Besides having a bad alternator, that I can't afford to replace, now when car sits running in park or at a stop, the engine revs up and down non stop, during this phenominum the temp gauge quits working, the car will soon over heat and steam pours out along with anti-freeze. If I turn off before overheating occurs, car will not start. I just spent $925 th fix an ongoing missfire which was still there if not worse when I got it back.I bought a coilpack and switched with each of the three coil-packs in front I could get to. I finall replaced it with the faulty coil-pack and ran perfectly. But now I have these two problems I can't pay to get fixed. Can you please help me with these two problems. FRUSTED and STRESSED to the MAXXX!
It's impossible to say for sure, but it's entirely possible all the problems are due to low system voltage. The many computers can't tolerate low voltage. Rebuilt generators aren't that expensive. I found one on rockauto. Com for less than the cost of one tank of gas. If you can't afford that to fix the car right, you can't afford to drive it either. There's no point in doing any other diagnostics until you have an obvious possible cause eliminated.
December, 2, 2012 AT 7:03 PM
The guy who fixed the overflow tank that was cracked, reason unknown, and replaced the anti-freeze, said he removed the thermostat and ran it down the road with no problems. He than replaced it but didn't tell me about it when I picked it up. I was getting hot air from heater but the hot/cold temperarture guage wasn't working. Can you tell me where and how I can replace it myself? The auto shop I used for the engine tune-up and replacing the injecter pins, cost over $900. When I brought it in for the alternator two weeks ago, they called and said I was looking at $600 or more. I told them to STOP what there doing and went and got it. I have been charging battery every other day. Does the alternator really cost that much for parts and labor? I thought I would start with Thermostat. Can you help? Still FRUSTRATED. Thanks.
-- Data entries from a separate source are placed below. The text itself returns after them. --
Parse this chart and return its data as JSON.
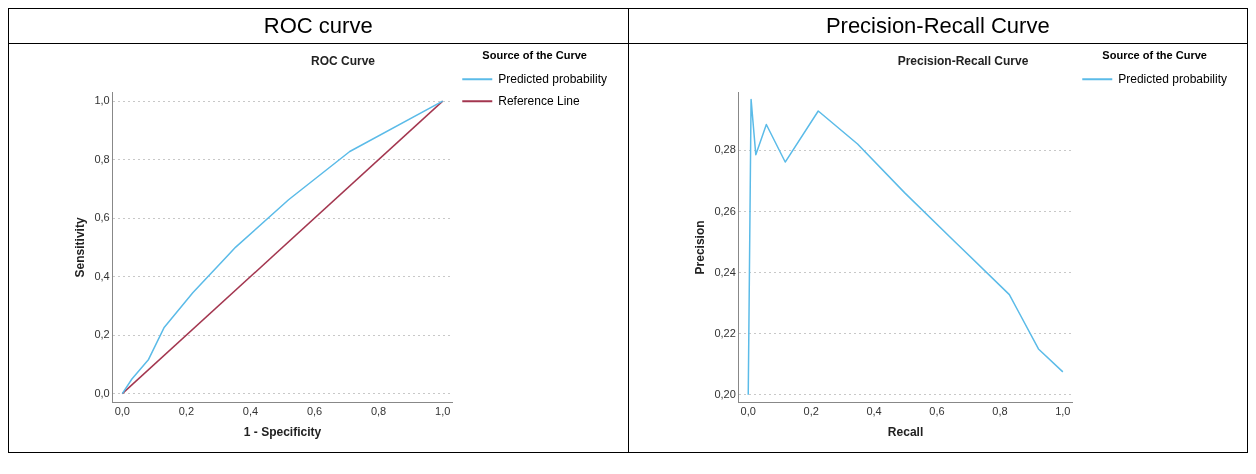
{
  "chart_data": [
    {
      "type": "line",
      "title": "ROC curve",
      "subtitle": "ROC Curve",
      "xlabel": "1 - Specificity",
      "ylabel": "Sensitivity",
      "legend_title": "Source of the Curve",
      "legend": "top right",
      "grid": "y",
      "marker": "none",
      "line_style": "solid",
      "xlim": [
        -0.03,
        1.03
      ],
      "ylim": [
        -0.03,
        1.03
      ],
      "xticks": [
        {
          "value": 0,
          "label": "0,0"
        },
        {
          "value": 0.2,
          "label": "0,2"
        },
        {
          "value": 0.4,
          "label": "0,4"
        },
        {
          "value": 0.6,
          "label": "0,6"
        },
        {
          "value": 0.8,
          "label": "0,8"
        },
        {
          "value": 1,
          "label": "1,0"
        }
      ],
      "yticks": [
        {
          "value": 0,
          "label": "0,0"
        },
        {
          "value": 0.2,
          "label": "0,2"
        },
        {
          "value": 0.4,
          "label": "0,4"
        },
        {
          "value": 0.6,
          "label": "0,6"
        },
        {
          "value": 0.8,
          "label": "0,8"
        },
        {
          "value": 1,
          "label": "1,0"
        }
      ],
      "series": [
        {
          "name": "Predicted probability",
          "color": "#5bbbe8",
          "x": [
            0,
            0.03,
            0.082,
            0.13,
            0.22,
            0.354,
            0.519,
            0.71,
            1
          ],
          "values": [
            0,
            0.05,
            0.117,
            0.225,
            0.345,
            0.501,
            0.663,
            0.828,
            1
          ]
        },
        {
          "name": "Reference Line",
          "color": "#a3364f",
          "x": [
            0,
            1
          ],
          "values": [
            0,
            1
          ]
        }
      ]
    },
    {
      "type": "line",
      "title": "Precision-Recall Curve",
      "subtitle": "Precision-Recall Curve",
      "xlabel": "Recall",
      "ylabel": "Precision",
      "legend_title": "Source of the Curve",
      "legend": "top right",
      "grid": "y",
      "marker": "none",
      "line_style": "solid",
      "xlim": [
        -0.03,
        1.03
      ],
      "ylim": [
        0.1975,
        0.299
      ],
      "xticks": [
        {
          "value": 0,
          "label": "0,0"
        },
        {
          "value": 0.2,
          "label": "0,2"
        },
        {
          "value": 0.4,
          "label": "0,4"
        },
        {
          "value": 0.6,
          "label": "0,6"
        },
        {
          "value": 0.8,
          "label": "0,8"
        },
        {
          "value": 1,
          "label": "1,0"
        }
      ],
      "yticks": [
        {
          "value": 0.2,
          "label": "0,20"
        },
        {
          "value": 0.22,
          "label": "0,22"
        },
        {
          "value": 0.24,
          "label": "0,24"
        },
        {
          "value": 0.26,
          "label": "0,26"
        },
        {
          "value": 0.28,
          "label": "0,28"
        }
      ],
      "series": [
        {
          "name": "Predicted probability",
          "color": "#5bbbe8",
          "x": [
            0,
            0.009,
            0.024,
            0.0575,
            0.1175,
            0.2225,
            0.3475,
            0.4975,
            0.66,
            0.83,
            0.9225,
            1
          ],
          "values": [
            0.2,
            0.2967,
            0.2786,
            0.2885,
            0.2762,
            0.2929,
            0.2821,
            0.2661,
            0.2498,
            0.2328,
            0.215,
            0.2075
          ]
        }
      ]
    }
  ]
}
December, 2, 2012 AT 9:00 PM
What do you want to replace yourself? You said the thermostat was removed and replaced. Was the old one put back in or a new one? What kind of "test" was done by driving the car without a thermostat? That's not a normal part of any diagnostics.
A lot of the cost of replacing the generator is the labor to get it out and back in. That may be much more difficult if the vehicle isn't on a hoist. Before that is done there are some tests that should be done to eliminate other potential causes. It would be a shame to go through all the work of replacing the generator only to find out the new one also doesn't work. If all the voltages are present, it's possible only the voltage regulator or the brushes are bad. That assembly can be replaced separately but it costs a lot more than an entire rebuilt generator. You would still have to remove and replace the generator plus disassemble it to replace the part.
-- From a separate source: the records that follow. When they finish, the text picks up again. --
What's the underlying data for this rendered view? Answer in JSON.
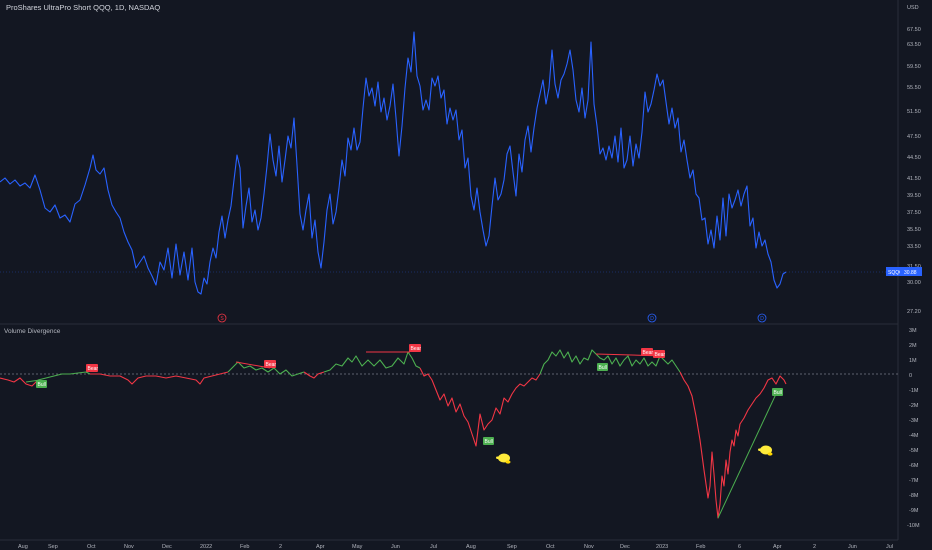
{
  "header": {
    "symbol_title": "ProShares UltraPro Short QQQ, 1D, NASDAQ"
  },
  "price_axis": {
    "currency": "USD",
    "ticks": [
      "67.50",
      "63.50",
      "59.50",
      "55.50",
      "51.50",
      "47.50",
      "44.50",
      "41.50",
      "39.50",
      "37.50",
      "35.50",
      "33.50",
      "31.50",
      "30.00",
      "27.20"
    ]
  },
  "price_badge": {
    "symbol": "SQQQ",
    "value": "30.88",
    "color": "#2962ff"
  },
  "indicator": {
    "title": "Volume Divergence",
    "ticks": [
      "3M",
      "2M",
      "1M",
      "0",
      "-1M",
      "-2M",
      "-3M",
      "-4M",
      "-5M",
      "-6M",
      "-7M",
      "-8M",
      "-9M",
      "-10M"
    ]
  },
  "time_axis": {
    "labels": [
      "Aug",
      "Sep",
      "Oct",
      "Nov",
      "Dec",
      "2022",
      "Feb",
      "2",
      "Apr",
      "May",
      "Jun",
      "Jul",
      "Aug",
      "Sep",
      "Oct",
      "Nov",
      "Dec",
      "2023",
      "Feb",
      "6",
      "Apr",
      "2",
      "Jun",
      "Jul"
    ]
  },
  "event_markers": [
    {
      "label": "S",
      "color": "#f23645"
    },
    {
      "label": "D",
      "color": "#2962ff"
    },
    {
      "label": "D",
      "color": "#2962ff"
    }
  ],
  "divergence_labels": [
    {
      "text": "Bull",
      "type": "bull"
    },
    {
      "text": "Bear",
      "type": "bear"
    },
    {
      "text": "Bear",
      "type": "bear"
    },
    {
      "text": "Bear",
      "type": "bear"
    },
    {
      "text": "Bull",
      "type": "bull"
    },
    {
      "text": "Bull",
      "type": "bull"
    },
    {
      "text": "Bear",
      "type": "bear"
    },
    {
      "text": "Bear",
      "type": "bear"
    },
    {
      "text": "Bull",
      "type": "bull"
    }
  ],
  "colors": {
    "price_line": "#2962ff",
    "bull": "#4caf50",
    "bear": "#f23645",
    "background": "#131722",
    "pointer_icon": "#ffeb3b"
  },
  "icons": [
    "pointing-hand-icon",
    "pointing-hand-icon"
  ]
}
You have multiple cooling system problems but haven't listed any test results.
"I was getting hot air from heater but the hot/cold temperarture guage wasn't working"
What does "wasn't working" mean? It stayed on "cold"? It stayed on "hot"? It bounced around? Is that before or after the mechanic replaced the thermostat? If it's after, the new thermostat may just be missing a bleed hole. That can be drilled into it. A leaking head gasket can cause air to pool under the thermostat so it won't open at the right time. They only open in response to hot liquid, not hot air.
The fluctuating temperature could also be caused by improper operation of the radiator cooling fan. That could be due to a computer not working properly and that could be due to the charging system not working properly. Jumping in and replacing a bunch of random parts just because you are able to is the least effective and most costly way to diagnose a problem. If you are going to pursue that route, start with a rebuilt generator, then see which problems are still there.